Admission to hospital
Even if adrenaline is given, the person will probably need to be admitted to hospital for observation for up to 24 hours as occasionally the symptoms can return a few hours later.
An antihistamine or corticosteroid injection may be given, sometimes with fluids through an intravenous drip.
The person will be advised to avoid any substance to which they are sensitive, especially if they have had a previous anaphylactic reaction.
Adrenaline will be prescribed for future emergencies, so the person can inject themselves with adrenaline from a preloaded syringe (see the box, right).
The person should also carry an emergency card or bracelet with full details of their allergy and contact details of their doctor, to alert others.
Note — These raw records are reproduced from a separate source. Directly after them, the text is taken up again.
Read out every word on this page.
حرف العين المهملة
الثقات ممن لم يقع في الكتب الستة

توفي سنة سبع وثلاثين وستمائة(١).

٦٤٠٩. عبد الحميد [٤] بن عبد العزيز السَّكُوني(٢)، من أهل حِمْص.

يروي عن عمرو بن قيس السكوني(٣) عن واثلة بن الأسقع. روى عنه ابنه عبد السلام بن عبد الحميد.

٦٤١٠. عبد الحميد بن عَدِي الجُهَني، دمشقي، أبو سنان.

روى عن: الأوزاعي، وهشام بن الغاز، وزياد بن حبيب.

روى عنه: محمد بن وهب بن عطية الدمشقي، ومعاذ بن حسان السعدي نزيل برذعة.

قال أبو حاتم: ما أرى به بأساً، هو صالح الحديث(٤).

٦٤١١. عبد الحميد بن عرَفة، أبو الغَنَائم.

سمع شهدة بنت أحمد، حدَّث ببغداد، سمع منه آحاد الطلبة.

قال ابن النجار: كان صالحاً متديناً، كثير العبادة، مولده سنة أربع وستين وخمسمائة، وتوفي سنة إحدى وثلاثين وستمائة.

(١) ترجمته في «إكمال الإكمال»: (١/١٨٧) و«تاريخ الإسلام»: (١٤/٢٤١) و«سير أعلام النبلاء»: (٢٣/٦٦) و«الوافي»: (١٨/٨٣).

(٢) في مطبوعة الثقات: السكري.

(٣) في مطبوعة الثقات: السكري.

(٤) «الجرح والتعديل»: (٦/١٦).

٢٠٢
The person will be advised to arrange a follow-up visit with their GP.
If the person has had a mild reaction with only skin symptoms (itchiness or a rash), adrenaline may not be necessary and they may just need antihistamines and steroids. The allergen should be removed if possible.
All cases of anaphylaxis should be treated as an emergency. Even in mild cases, an ambulance should be called so the person can get immediate medical attention.
INSTRUCTIONS FOR USE
- Grasp EpiPen® in dominant hand, with thumb closest to grey safety cap
- Pull off grey safety cap (Fig. 1)
- Jab black end of the EpiPen® firmly into outer thigh, through clothing if necessary (Fig. 2)
- Hold in place for 10 seconds (Fig. 3)
- Remove EpiPen® from outer thigh
- Massage injection area for 10 seconds
- Ensure EpiPen® is disposed of safely as the needle will be exposed (Fig. 4)
- Each EpiPen® can only be used once
BE PREPARED: Administer a second EpiPen Auto-Injector after 5-15 minutes if patient does not respond or original symptoms return.